Posted by AP Physics on Saturday, June 13, 2009 at 1:12pm.

can you please explain this to me...

Were given this eqaution

x = At^2 + B

were A = 2.10 m/s^2
B = 2.80 m

ok and this is an example problem and it's wlking us through it

find the instantaneous velocity at t=t2=5.00s equlas the slope of the tangent to the curve at point P2 whoen in Fig. 2-12b and we could measure this slope off the gropah to obtain v2. we can calculate v more precisely, and for any time using the give formula

x = At^2 + B,

which is the engiene's position x at time t. Using the calculus formula for derivitves (THIS STEP I'M LOST)

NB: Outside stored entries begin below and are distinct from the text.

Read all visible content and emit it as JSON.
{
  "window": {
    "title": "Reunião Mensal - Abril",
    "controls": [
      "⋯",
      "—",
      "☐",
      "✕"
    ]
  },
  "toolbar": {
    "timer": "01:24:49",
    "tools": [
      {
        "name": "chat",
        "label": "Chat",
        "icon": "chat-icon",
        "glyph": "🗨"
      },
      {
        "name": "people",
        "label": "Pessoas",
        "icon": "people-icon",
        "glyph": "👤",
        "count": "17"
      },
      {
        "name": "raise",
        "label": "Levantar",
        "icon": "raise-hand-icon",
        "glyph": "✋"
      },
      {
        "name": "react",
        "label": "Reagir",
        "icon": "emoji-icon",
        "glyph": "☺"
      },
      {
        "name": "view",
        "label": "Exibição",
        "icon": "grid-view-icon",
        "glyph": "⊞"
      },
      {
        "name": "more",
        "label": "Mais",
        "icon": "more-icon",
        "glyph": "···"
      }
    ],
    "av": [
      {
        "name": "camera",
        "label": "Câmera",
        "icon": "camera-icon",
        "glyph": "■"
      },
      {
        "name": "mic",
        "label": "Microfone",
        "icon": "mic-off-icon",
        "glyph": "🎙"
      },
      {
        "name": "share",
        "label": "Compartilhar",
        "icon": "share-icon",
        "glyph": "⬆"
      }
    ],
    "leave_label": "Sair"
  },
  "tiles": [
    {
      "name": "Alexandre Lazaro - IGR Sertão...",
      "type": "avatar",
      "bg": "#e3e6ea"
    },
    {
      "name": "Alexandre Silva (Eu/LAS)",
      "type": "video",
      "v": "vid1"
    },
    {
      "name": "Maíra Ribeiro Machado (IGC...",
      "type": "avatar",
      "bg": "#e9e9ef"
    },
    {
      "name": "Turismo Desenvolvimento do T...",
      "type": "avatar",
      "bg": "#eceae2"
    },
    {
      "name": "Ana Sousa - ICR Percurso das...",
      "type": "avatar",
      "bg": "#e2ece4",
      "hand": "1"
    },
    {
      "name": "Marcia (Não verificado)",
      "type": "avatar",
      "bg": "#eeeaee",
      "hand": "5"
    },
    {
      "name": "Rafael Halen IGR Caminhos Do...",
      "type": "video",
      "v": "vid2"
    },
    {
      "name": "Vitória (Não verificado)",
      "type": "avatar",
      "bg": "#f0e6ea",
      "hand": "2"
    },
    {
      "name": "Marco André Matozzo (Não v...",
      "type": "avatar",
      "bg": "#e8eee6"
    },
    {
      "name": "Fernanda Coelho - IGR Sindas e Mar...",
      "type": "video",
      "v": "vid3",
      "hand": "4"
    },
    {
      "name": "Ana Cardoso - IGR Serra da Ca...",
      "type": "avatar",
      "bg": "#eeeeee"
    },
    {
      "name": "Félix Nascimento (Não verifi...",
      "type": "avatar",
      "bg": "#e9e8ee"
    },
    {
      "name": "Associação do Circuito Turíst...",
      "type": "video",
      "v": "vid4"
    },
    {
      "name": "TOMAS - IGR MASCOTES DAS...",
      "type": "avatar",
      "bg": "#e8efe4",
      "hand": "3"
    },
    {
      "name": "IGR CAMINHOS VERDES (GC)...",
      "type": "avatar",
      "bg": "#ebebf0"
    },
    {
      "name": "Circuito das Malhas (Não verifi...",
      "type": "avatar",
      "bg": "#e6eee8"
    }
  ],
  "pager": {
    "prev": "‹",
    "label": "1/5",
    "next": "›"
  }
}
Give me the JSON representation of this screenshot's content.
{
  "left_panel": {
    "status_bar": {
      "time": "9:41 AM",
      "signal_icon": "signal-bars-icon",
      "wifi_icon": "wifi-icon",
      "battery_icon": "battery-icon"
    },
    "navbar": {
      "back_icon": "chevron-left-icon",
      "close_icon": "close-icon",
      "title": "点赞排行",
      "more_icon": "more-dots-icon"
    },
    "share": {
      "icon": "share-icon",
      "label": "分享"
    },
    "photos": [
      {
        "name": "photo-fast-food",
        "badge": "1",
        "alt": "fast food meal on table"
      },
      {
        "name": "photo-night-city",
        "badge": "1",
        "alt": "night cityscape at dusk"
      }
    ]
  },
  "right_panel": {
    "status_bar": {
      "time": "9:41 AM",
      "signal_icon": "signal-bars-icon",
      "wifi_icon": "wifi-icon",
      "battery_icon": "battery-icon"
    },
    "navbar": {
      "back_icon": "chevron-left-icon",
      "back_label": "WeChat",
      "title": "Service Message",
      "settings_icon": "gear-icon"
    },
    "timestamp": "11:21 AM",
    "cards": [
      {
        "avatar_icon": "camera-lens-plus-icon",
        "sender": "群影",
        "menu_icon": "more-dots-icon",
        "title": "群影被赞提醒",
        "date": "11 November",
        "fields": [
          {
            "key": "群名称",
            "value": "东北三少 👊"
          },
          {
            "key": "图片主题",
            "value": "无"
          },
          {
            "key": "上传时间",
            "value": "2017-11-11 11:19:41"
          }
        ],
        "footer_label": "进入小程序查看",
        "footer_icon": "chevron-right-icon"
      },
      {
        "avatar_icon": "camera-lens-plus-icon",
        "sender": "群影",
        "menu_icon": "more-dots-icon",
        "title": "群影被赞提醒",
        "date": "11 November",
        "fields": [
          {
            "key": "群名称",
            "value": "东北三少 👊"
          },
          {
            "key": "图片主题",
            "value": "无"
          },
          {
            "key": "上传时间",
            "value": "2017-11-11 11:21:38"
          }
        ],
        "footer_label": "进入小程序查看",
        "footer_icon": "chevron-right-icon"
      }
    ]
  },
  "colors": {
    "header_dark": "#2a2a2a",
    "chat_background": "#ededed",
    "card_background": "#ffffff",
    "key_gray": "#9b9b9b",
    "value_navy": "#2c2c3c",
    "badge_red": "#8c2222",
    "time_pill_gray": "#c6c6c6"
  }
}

(d/(dt))(Ct^n)= nCt^(n-1) and (dC)/(dt) = 0,

where C is any given constant, then

v = (dx)/(dt) = (d/(dt))(At^2 + B) = 2At.

We are given A = 2.10 m/s^2, so for t=t2=5.00s,

v2 = 2At = 2(2.10 m/s^2)5.00s = 21.0 m/s

ok it has been a long time sense I have taken calculus. I understand why instanteous velociy is equal to (dx)/(dt) but I do not understand this problem. Can you please explain it to me. I got lost were I wrote (THIS STEP I'M LOST)

I don't understand this
"(d/(dt))(Ct^n)= nCt^(n-1) and (dC)/(dt) = 0,

where C is any given constant, then

v = (dx)/(dt) = (d/(dt))(At^2 + B) = 2At."

Please explain to me the constant thing and what d is all by itself and what is dC and why they divide it by dt and how they got 2At

Thank you!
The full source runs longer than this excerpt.